The barbaric murder of a member of the armed forces will sicken and anger the overwhelming majority of the British public.  As I write, we cannot know that yesterday's horror will not repeated, that the murderers were not acting alone, or that further assaults of a similar kind will not be attempted.  However, we can be sure that the hearts of British Muslims sank at yesterday's news.  For them, the return of Islamist terror to Britain means more journalists in their neighbourhoods, more scrutiny of their circumstances, more awkwardness (at least) in the shop or office or playground - and more antipathy towards their religion.

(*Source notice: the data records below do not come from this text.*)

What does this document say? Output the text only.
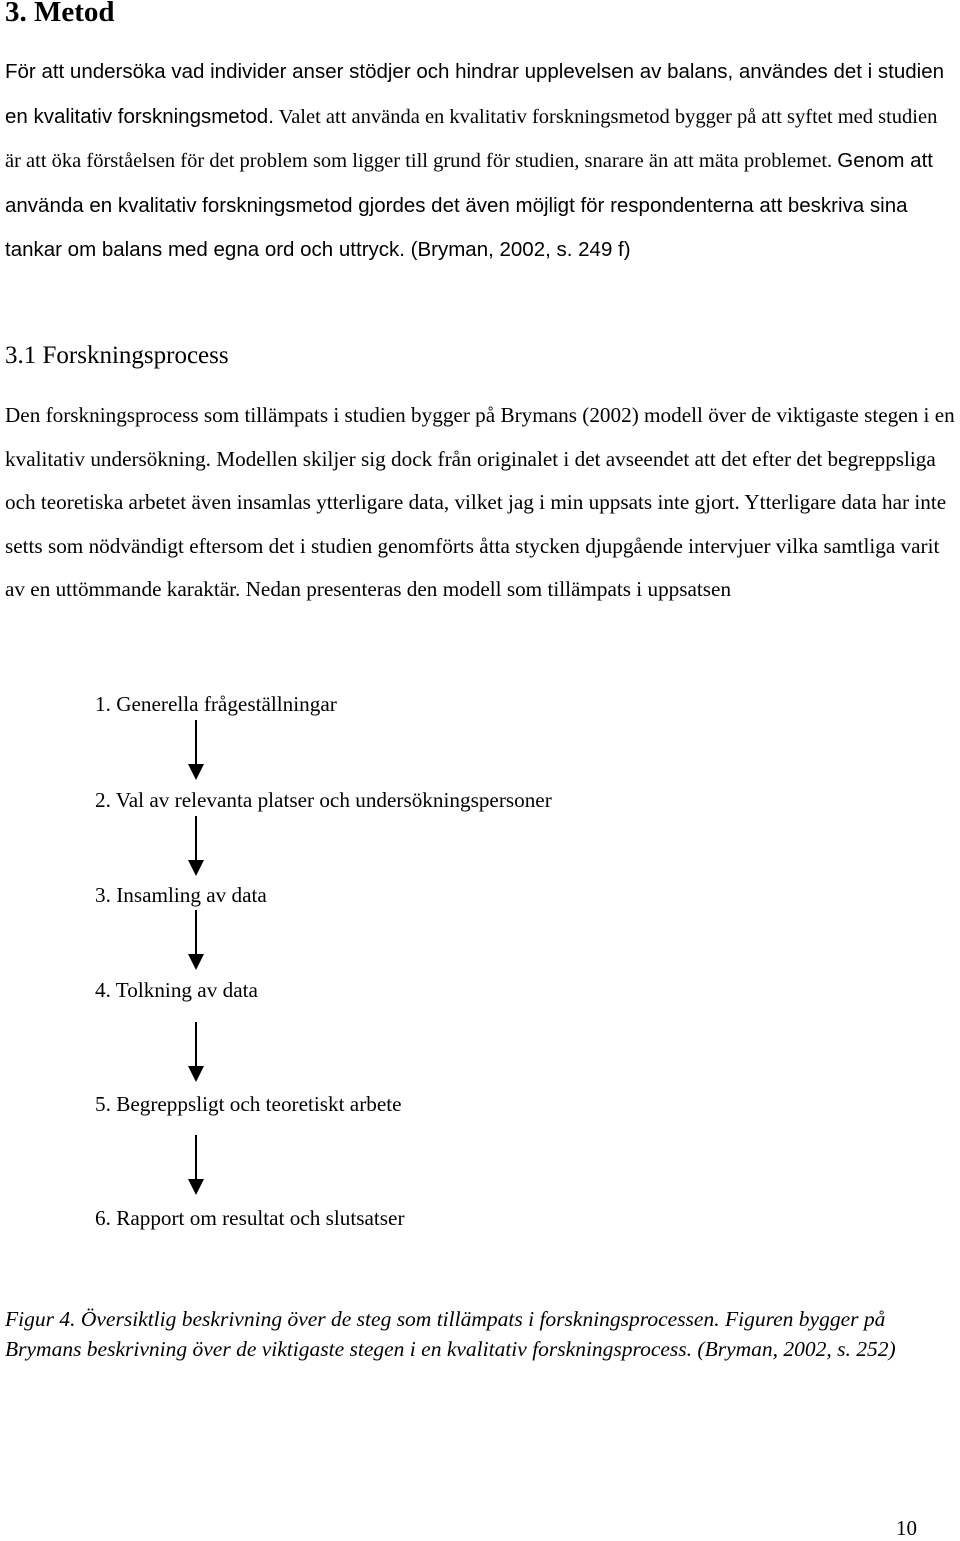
3. Metod

För att undersöka vad individer anser stödjer och hindrar upplevelsen av balans, användes det i studien en kvalitativ forskningsmetod. Valet att använda en kvalitativ forskningsmetod bygger på att syftet med studien är att öka förståelsen för det problem som ligger till grund för studien, snarare än att mäta problemet. Genom att använda en kvalitativ forskningsmetod gjordes det även möjligt för respondenterna att beskriva sina tankar om balans med egna ord och uttryck. (Bryman, 2002, s. 249 f)

3.1 Forskningsprocess

Den forskningsprocess som tillämpats i studien bygger på Brymans (2002) modell över de viktigaste stegen i en kvalitativ undersökning. Modellen skiljer sig dock från originalet i det avseendet att det efter det begreppsliga och teoretiska arbetet även insamlas ytterligare data, vilket jag i min uppsats inte gjort. Ytterligare data har inte setts som nödvändigt eftersom det i studien genomförts åtta stycken djupgående intervjuer vilka samtliga varit av en uttömmande karaktär. Nedan presenteras den modell som tillämpats i uppsatsen

1. Generella frågeställningar
2. Val av relevanta platser och undersökningspersoner
3. Insamling av data
4. Tolkning av data
5. Begreppsligt och teoretiskt arbete
6. Rapport om resultat och slutsatser

Figur 4. Översiktlig beskrivning över de steg som tillämpats i forskningsprocessen. Figuren bygger på Brymans beskrivning över de viktigaste stegen i en kvalitativ forskningsprocess. (Bryman, 2002, s. 252)

10
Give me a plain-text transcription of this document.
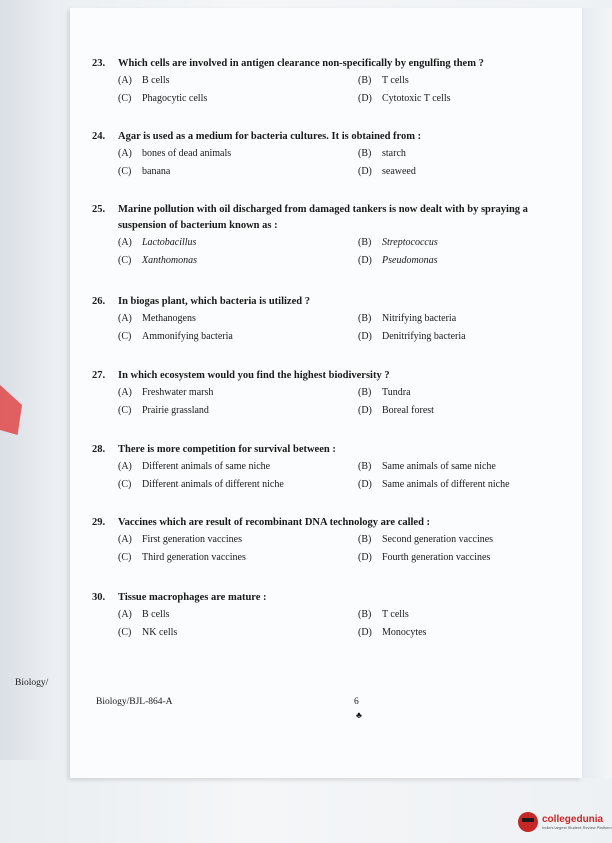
Biology/
23.	Which cells are involved in antigen clearance non-specifically by engulfing them ?
(A)	B cells	(B)	T cells
(C)	Phagocytic cells	(D)	Cytotoxic T cells
24.	Agar is used as a medium for bacteria cultures. It is obtained from :
(A)	bones of dead animals	(B)	starch
(C)	banana	(D)	seaweed
25.	Marine pollution with oil discharged from damaged tankers is now dealt with by spraying a suspension of bacterium known as :
(A)	Lactobacillus	(B)	Streptococcus
(C)	Xanthomonas	(D)	Pseudomonas
26.	In biogas plant, which bacteria is utilized ?
(A)	Methanogens	(B)	Nitrifying bacteria
(C)	Ammonifying bacteria	(D)	Denitrifying bacteria
27.	In which ecosystem would you find the highest biodiversity ?
(A)	Freshwater marsh	(B)	Tundra
(C)	Prairie grassland	(D)	Boreal forest
28.	There is more competition for survival between :
(A)	Different animals of same niche	(B)	Same animals of same niche
(C)	Different animals of different niche	(D)	Same animals of different niche
29.	Vaccines which are result of recombinant DNA technology are called :
(A)	First generation vaccines	(B)	Second generation vaccines
(C)	Third generation vaccines	(D)	Fourth generation vaccines
30.	Tissue macrophages are mature :
(A)	B cells	(B)	T cells
(C)	NK cells	(D)	Monocytes
Biology/BJL-864-A	6
♣
collegedunia
India's largest Student Review Platform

Most will recognise, none the less, that Britain has been a warm home for Muslims - just as it has been for successive waves of immigrants - and many will acknowledge (though more frequently in private than public) that the driving cause of yesterday's bloody horror on the streets of Woolwich isn't deprivation, or inter-generational tension, or even foreign policy, but ideology: the belief that the problems of Muslim-majority countries are caused by western democracies, and that the solution lies in an Islam unrecognisable from the traditional, classical form - one in which that religion has been twisted into an totalitarian ideology like communism or naziism.

Britain is only a part of the worldwide theatre on which the conflict between Islamism and its enemies - that is, nearly everyone else, including Sufi Muslims as well as western democracies - is being fought.  Governments must thus recognise that there are limits to what policy can achieve.  Withdrawal from Iraq and coming withdrawal from Afghanistan have not ended terror, as we saw yesterday.  The security services will not halt every plot, though they have stopped many since 21/7.  There is no evidence that initiatives such as last Government's Prevent policy, on which it staked so much, delivered hard results or value for money for the taxpayer.

Islam is compatible with democracy, Islamism is not - but politicians have neither the knowledge nor the mandate to help shape "a British Islam".  Perhaps all they can do is run an effective security strategy, and make limited political progress.  The latter would include recruiting more Muslims into the armed forces - there were about 600 in 2010: one of the biggest barriers to recruitment, according to Shiraz Maher's Ties That Bind, is that young Muslims are unaware that the opportunity to join is there at all.  (Maher's pamphlet for Policy Exchange tells the story of how hundreds of thousands of Muslims fought for Britain in two world wars.)

Above all, government can grasp that violent extremism has its roots in extremist ideology - which infects the minds of failed young men like a virus, and lends them a sense of identity and belonging.  Theresa May is working hard at keeping preachers who share that ideology out of the country - though CLG had not, when I last enquired, set out its counter-extremism policy (for which we have waiting for over a year). There are still conspicuous problems, but this is not the time to return to them.  Rather, it is one to think of and pray for the friends and family of a  soldier murdered while unarmed on the streets of Woolwich.  And to add that attacks on mosques or Muslims in response betrays the values of the country he served.